At the heart of the debate is Ofcom, the regulator enforcing the Online Safety Act, which places safety duties on services such as social media and search. The developers of general-purpose AI models are not necessarily part of its remit, even though their tools can be plugged into many products at once. One technologist told The Observer that this exposes the need for a new layer of AI governance, potentially requiring a dedicated regulator able to impose safety obligations directly on model developers.
Harman says parliament needs structural reform to keep pace. She proposes that, at the start of each parliament, MPs establish a permanent, well-resourced, cross-party committee with the power to legislate on technology issues. Unlike temporary bill committees, its members would remain in post long enough to build deep technical expertise.
“You can’t ever expect government to be ahead of the curve,” says Harman. “But it just needs to be not so far behind the curve. I think parliament can guard the public interest when it comes to tech in a sensible way, but to do so it has to change its processes.”
Senior figures across Labour and the government say the furore over Grok has hardened support for bold action on children’s online safety, including a possible ban on social media use for younger teens. While critics point to evidence from Australia that children can circumvent such bans, supporters argue the aim is to send a clear signal that platforms like X are not safe for children, and to alert parents that they are not regulated in the same way as cinemas or video games.
MPs are also pushing for any restrictions to include YouTube, citing its algorithmic design and high levels of use, as well as messaging services such as WhatsApp and Snapchat. This goes further than the current under-16s ban in Australia. Ministers increasingly accept, insiders say, that the choice may be between attempting to regulate the entirety of social media, which is seen as impractical, or imposing sharper safeguards around access.

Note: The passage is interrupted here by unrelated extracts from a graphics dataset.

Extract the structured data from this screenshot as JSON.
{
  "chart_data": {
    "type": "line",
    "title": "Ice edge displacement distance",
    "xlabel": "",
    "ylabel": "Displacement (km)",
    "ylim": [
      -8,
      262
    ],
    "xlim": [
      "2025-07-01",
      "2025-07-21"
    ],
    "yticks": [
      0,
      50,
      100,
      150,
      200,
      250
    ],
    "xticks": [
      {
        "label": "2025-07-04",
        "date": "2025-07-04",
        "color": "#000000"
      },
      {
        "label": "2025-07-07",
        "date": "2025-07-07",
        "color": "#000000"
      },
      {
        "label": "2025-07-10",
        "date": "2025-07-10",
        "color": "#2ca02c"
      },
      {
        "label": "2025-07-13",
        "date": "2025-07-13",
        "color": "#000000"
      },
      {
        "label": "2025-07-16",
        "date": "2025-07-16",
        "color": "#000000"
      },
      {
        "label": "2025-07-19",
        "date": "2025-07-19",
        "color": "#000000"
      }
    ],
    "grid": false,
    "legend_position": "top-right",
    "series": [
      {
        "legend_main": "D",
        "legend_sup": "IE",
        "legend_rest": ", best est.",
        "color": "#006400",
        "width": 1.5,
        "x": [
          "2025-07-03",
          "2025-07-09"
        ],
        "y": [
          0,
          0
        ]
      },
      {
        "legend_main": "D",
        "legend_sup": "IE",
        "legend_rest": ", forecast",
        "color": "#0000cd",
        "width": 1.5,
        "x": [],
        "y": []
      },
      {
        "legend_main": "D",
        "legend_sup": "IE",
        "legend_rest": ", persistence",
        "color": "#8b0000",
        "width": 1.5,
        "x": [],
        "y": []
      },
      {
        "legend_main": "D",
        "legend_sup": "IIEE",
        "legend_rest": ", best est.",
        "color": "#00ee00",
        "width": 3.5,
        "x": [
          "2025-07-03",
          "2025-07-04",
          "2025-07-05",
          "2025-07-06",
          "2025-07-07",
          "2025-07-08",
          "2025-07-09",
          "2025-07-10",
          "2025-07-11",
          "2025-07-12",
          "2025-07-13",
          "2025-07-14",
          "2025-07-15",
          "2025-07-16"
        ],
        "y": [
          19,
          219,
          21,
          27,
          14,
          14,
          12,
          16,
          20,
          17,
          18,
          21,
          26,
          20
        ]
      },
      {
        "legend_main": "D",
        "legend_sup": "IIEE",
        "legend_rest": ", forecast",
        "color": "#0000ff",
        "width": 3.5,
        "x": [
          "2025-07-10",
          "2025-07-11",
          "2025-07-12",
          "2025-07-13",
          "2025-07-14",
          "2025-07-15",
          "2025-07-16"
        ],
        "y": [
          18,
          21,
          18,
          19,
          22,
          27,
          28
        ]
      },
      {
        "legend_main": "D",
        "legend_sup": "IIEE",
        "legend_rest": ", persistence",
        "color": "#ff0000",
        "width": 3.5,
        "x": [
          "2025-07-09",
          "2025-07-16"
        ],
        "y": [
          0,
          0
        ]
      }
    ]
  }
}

Similar problems exist in policing, says Giles Herdale, an independent expert on policing tech-enabled VAWG. “Although the internet has been around for over 30 years, this is still seen as an emerging issue by policing rather than a core business,” he says, warning that enforcing nudification laws could prove difficult in practice because law enforcement remains “behind the curve”. Frontline officers often lack the digital skills needed to investigate such offences, he says, while violence against women and girls is systematically deprioritised in favour of “high-status” areas such as counter-terrorism.
He argues for mandatory data-sharing from big tech platforms and specialist teams akin to those tackling child sex abuse material.
Deputy Assistant Commissioner Helen Millichap, director of the National Centre of Violence Against Women and Girls and Public Protection, said: “Policing is committed to reducing the prevalence of violence against women and girls, in all its forms, and welcomes any measures that seek to strengthen a wider-system response that keeps people safe.
“However, we cannot prevent the scale of this offending through policing activity alone. Measures that eliminate the risks of the harmful use of technology at source must be prioritised and we will continue to work with others with that collective intent.”